Imagine a society where a person could walk into a store, present identification and purchase drugs that currently are illegal.
That is the society retired police officer Peter Christ and other members of Law Enforcement Against Prohibition (LEAP) envision, and they say we all would be made better off in it.
Christ, who retired from a police department in New York after 20 years’ service, spoke about legalizing drugs Tuesday morning to the Rotary Club at the dining hall of Lake Vista of Cortland retirement community on Mecca Street.
Christ said the legalization and regulation of drugs just makes sense because the long-standing war on drugs just isn’t working.

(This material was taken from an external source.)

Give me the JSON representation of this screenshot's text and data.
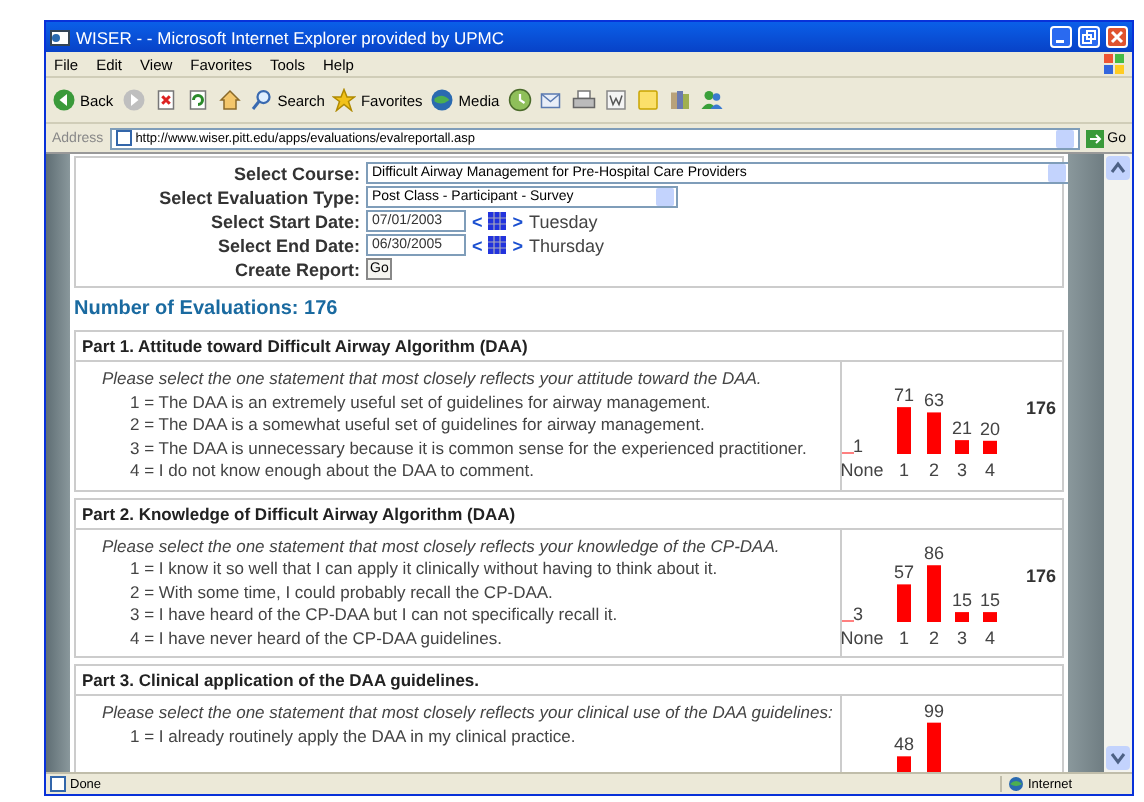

“I realized during my time with law enforcement that what we are doing is causing more harm than what we are trying to stop,” he said. “When somebody wants to do something, and another adult wants to do it with them, that is not a crime.”
Christ said most people would agree that drugs are bad, but that, he said, is not the issue. He said the central issue is freedom. As an example, he said alcohol did not make Al Capone, the famous gangster, rich; prohibition did.
“If you cannot make the drugs go away, then the question isn’t ‘How do we make drugs go away?’ The question is ‘Who will run the marketplace?,’ because there will always be a marketplace,” he said. “I happen to prefer a well- regulated marketplace.”
With legalization, Christ says, society can regulate the use of drugs just like there are regulations on alcohol and cigarettes. As it stands now, he said, anyone with money can purchase and use drugs in an underground environment.
Christ gave a list of additional reasons why the legalization of drugs, currently described as illegal, would benefit society, including decreasing violence between warring drug factions, selling better- quality products, creating safer environments and spending more money for treatment diverted from funds now used for prisons.
Ken MacPherson, another LEAP member, said the fight to legalize drugs for him and his family is personal. His stepson became addicted to heroin and finally, after taking some bad drugs, died. He said legalization would ease the pain for thousands of families like his own.
“For me, this is personal. ... My story is one of thousands,” he said.
Youngstown Police Chief Rod Foley said he can understand an argument for decriminalization of drug use, but not legalization.
Legalization, he said, would only create more drug users and problems for police and society as a whole.
Foley said with decriminalization of use, police could still go after the sellers but seek help for the users instead of simply locking them up.
Christ said the legalization of these substances is coming, and when it does, we will be able to educate society, especially children, against the use of drugs, going far beyond the “just say no” cries heard for the past several decades.
“It could happen today or it could happen tomorrow, but it will become a reality,” he said.